The argument for the citizen’s engagement originates from the author’s own experience. As an active member of the Center for Democracy in Science and Technology, Byoung Soo Kim has witnessed and played important roles in major scenes of biotechnology controversies. He is very persuasive in explaining why and how such involvement of citizens should and can be done. In the analysis of the Hwang Affair, Kim provides a vivid description of how human eggs—important research material—were collected and consumed for the research. Despite the Hwang Affair that revealed the serious lack of ethical consciousness, the government continues its support for biotechnology. In this part of the book, Kim describes with amazement how naive expectations were so much alive among scientists, government officials, and the public even after the affair. The description offers enough reasons why public engagement is important to regulate the blinded policy drive for the development of biotechnology, which has been intoxicated with rosy promises of national scientific competitiveness as well as economic benefits.

The book emphasizes the importance of citizenship in biotechnology. This citizenship is theoretically grounded in the discussions on public participation in science; biotechnology provides good chances to experiment and implement various tools for public engagement in science, such as consensus conference, because of the public’s strong ethical and social concerns. The roles of non-governmental sectors in the controversies in biotechnology are rated highly in this book. The enactment of Bioethics Law in 2005, in particular, is considered a successful and meaningful case, where citizens’ initiative to regulate science and technology was effectively implemented in policy and law. The author argues that the role of the Center for Democracy in Science and Technology was crucial in shaping the agenda for public discussion as well as facilitating the enactment of the law.
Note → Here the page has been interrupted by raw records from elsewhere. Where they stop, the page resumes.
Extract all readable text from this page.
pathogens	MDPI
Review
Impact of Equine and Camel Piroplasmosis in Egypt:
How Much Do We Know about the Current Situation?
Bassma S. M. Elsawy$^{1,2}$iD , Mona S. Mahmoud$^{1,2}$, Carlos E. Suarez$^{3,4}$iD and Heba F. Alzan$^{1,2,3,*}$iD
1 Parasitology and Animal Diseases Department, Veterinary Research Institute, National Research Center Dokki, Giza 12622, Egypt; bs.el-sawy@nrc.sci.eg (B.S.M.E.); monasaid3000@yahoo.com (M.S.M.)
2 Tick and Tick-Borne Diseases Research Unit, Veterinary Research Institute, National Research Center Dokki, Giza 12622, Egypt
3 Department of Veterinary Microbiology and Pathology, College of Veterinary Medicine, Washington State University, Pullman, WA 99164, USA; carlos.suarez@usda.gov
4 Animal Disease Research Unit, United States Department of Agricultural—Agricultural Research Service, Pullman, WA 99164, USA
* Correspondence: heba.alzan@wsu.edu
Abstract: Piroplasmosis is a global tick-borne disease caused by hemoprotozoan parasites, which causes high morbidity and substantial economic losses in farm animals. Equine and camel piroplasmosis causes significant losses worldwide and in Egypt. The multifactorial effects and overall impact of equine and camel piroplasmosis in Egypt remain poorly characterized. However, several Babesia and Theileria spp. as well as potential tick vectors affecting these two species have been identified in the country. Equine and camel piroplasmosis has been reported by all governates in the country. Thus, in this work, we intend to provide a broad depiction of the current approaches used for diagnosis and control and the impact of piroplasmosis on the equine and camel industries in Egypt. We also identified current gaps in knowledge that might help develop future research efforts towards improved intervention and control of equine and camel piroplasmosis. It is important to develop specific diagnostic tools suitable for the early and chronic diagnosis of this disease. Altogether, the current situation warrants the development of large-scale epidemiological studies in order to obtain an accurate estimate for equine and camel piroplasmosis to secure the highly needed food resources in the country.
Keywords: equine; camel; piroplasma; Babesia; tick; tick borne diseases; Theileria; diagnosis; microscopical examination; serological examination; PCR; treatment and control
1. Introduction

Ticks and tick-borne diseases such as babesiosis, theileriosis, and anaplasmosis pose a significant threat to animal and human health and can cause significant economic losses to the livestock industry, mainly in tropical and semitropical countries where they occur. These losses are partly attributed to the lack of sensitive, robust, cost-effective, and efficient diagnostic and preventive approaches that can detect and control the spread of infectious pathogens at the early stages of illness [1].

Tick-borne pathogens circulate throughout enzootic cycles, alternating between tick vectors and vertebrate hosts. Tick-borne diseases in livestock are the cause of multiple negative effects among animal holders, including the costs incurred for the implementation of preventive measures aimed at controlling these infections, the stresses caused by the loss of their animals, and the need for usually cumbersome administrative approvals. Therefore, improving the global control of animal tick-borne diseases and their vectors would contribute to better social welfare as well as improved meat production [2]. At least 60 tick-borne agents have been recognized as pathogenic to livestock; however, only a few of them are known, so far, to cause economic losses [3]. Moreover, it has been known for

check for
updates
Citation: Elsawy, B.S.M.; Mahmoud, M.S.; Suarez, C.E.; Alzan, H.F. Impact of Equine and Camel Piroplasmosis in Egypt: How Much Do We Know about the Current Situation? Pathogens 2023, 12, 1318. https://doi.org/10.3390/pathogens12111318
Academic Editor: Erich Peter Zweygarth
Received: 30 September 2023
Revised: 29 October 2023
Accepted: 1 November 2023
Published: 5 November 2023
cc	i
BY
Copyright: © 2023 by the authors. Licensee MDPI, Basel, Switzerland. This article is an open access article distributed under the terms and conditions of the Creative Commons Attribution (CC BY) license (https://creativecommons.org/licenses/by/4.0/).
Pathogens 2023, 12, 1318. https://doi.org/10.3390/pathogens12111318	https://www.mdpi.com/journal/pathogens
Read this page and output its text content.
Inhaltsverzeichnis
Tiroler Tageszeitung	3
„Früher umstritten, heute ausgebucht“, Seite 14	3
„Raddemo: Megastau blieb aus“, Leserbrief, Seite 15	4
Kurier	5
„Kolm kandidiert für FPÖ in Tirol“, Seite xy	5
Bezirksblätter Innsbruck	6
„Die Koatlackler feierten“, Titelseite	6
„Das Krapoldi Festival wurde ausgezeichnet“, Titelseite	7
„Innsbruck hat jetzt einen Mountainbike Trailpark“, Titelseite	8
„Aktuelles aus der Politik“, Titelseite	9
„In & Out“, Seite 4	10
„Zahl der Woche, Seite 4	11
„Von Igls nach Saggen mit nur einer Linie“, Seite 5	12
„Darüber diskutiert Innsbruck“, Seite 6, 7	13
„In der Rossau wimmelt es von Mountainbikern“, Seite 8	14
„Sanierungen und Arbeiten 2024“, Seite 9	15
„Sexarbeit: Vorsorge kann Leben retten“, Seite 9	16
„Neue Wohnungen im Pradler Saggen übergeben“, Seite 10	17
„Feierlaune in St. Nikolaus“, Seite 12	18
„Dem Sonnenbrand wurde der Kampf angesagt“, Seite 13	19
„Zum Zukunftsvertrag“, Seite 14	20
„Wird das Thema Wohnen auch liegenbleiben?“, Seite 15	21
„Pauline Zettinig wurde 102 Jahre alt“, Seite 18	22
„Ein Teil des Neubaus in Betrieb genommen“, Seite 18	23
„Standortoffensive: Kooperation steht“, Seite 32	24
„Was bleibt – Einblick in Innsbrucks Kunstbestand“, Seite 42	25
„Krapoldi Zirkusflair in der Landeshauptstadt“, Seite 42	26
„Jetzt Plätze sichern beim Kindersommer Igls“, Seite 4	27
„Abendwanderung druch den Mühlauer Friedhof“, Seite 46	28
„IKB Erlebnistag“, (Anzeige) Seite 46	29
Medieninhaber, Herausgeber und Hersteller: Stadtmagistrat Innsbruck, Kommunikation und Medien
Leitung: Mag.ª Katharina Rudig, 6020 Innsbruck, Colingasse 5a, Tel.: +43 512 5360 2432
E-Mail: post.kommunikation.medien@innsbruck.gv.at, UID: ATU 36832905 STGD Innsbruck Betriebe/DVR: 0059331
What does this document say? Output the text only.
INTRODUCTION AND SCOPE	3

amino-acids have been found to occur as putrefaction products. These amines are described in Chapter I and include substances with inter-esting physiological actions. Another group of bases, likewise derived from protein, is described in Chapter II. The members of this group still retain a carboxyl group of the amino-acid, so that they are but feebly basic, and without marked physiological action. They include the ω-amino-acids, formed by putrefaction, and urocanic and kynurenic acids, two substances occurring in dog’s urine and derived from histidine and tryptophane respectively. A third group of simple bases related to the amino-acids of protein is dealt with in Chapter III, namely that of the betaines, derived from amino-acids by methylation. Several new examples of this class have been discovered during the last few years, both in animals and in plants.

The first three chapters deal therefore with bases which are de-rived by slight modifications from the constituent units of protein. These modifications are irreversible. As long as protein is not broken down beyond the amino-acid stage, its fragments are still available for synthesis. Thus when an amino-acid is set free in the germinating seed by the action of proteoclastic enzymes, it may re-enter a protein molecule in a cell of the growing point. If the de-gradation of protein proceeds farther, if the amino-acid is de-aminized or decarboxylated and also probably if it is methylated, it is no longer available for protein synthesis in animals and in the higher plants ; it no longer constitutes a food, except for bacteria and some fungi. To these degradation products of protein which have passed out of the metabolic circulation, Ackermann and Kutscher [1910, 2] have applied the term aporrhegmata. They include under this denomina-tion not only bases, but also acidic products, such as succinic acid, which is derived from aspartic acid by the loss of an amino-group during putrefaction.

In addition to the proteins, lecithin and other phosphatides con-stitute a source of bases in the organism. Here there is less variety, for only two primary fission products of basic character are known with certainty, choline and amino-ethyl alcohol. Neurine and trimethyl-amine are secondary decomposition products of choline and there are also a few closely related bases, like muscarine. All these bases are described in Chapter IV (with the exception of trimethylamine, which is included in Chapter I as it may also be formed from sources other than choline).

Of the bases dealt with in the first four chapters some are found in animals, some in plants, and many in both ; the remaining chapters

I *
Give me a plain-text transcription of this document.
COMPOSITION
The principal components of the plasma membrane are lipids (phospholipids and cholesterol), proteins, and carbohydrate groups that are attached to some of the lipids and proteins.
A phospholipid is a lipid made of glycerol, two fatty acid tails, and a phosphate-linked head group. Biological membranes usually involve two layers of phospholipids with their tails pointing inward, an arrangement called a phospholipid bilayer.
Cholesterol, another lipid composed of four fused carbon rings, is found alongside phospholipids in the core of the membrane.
Despite some limitations, Bioethics Law became a foundation to regulate the development and use of biotechnology in Korean society. In addition to legislative activities, he emphasizes the importance of the biotechnology surveillance movement, which will reshape the governance of biotechnology—and possibly spread to other technologies in the future. After all, this book suggests that all citizens in the biotechnology era should properly discuss, monitor, and intervene in the ethical and social matters of life.

While two books highlight biotechnology in biopolitics, it is important to remind ourselves that biopolitics is not only about state-of-the-art biotechnologies or genes. One example is occupational disease, which has a long history of politics of life. Health risks at work are now highly uncertain with the industrial changes from simple manufacturing to high-technology industries, and so is the connection between disease and work. But what is still fundamental in the politics of occupational disease is the industry’s control of laborers’ bodies and imperfect public health system that have less to do with biotechnology. These structural problems in health are often overshadowed by medical research at the molecular level; cancers, for instance, are often attributed to the laborers’ lifestyle or genes rather than the hazards at work. Thus it is important to ask what changes and what remains with the development of biotechnology, and how new forms of identity, subjectivity, and citizenship interact with more traditional forms.

To conclude, these two books provide more questions than answers about theories, empirical studies, and practical concerns in biopolitics. The best use of these books will be to take the questions to empirical studies. One thing that is clearly shown in the books is the diversity of biopolitics in Korea. They embody different expectations, concerns, and evaluations on life. Theorization is important, but it should be based upon solid empirical studies that may reveal limitations of existing theoretical frameworks. This is precisely why these two books are recommended to the historians, sociologists, and anthropologists of science, and why forthcoming volumes of the series are so much anticipated.